What are the challenges of collaboration?
“Collaboration is often underestimated because people have to make an extra effort. First of all, you have to think about who can enrich your work and then proactively seek contact. And then take the time to explain the added value of cooperation and to understand each other. If you do that well, you create mutual enthusiasm. Then you have to convert that into research proposals. These in turn raise new questions, such as which method is to be used. Because you are working on a cutting edge, you constantly have to take new steps and not all the expertise is already available. Conducting research in this way therefore requires extra time and resources. You have to be aware of that. But with a bit of patience and enthusiasm you will eventually get there.
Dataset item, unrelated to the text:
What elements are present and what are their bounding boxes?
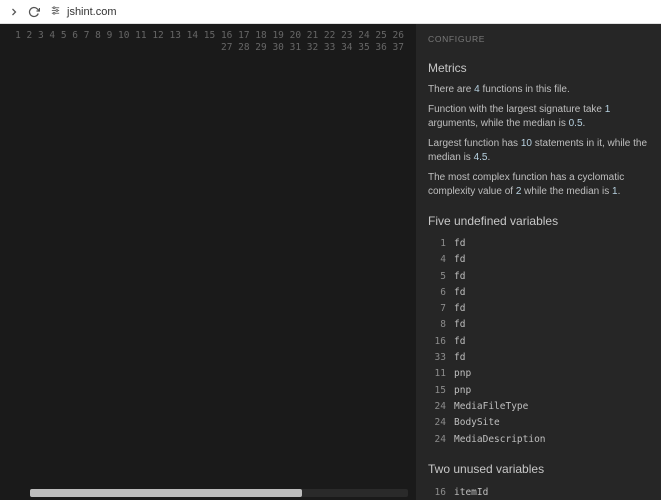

The reward is that you are ultimately distinctive, that you try to push the boundaries of science and take new paths that can make a difference to others.”
What motivates you to seek out the intersection of disciplines?
“The traditional way is often not innovative enough to make a difference. I find it fun and important to look for new ways, which also produce impactful results. Research into placebo effects, for example, shows how important the context is for the success of a treatment. It is not just a medicine that does the job; there is much more at play. Research is needed to make this clear. So that doctors know this and take it into account. For example, how much stress a person experiences makes a big difference to their recovery after heart surgery. And yet this gets very little attention in regular healthcare. Chronic diseases are increasing in The Netherlands due to an unhealthy lifestyle. While little is done in the way of prevention programmes, because health insurance companies do not always reimburse for this. As a result, we pay for illnesses and not for health, which is a strange incentive. If we break through that, our society can become much better.”
Where will Medical Delta be in ten years' time?
“In ten years' time, interdisciplinary cooperation will be the norm and we may even have one large university. Medical Delta is leading the way in this respect, but it could broaden its horizons by paying more attention to social sciences. I also think that we should change the name to Health Delta in which we focus much more on the broad perspective on health and prevention.”
Which other researcher surprised you?
“Thomas Hankemeier from Leiden University. From the perspective of life sciences, he focuses on broad diagnostics and personalised health strategies. We lobby for the same thing from different backgrounds. It is good that we meet each other within Medical Delta and see the connection.”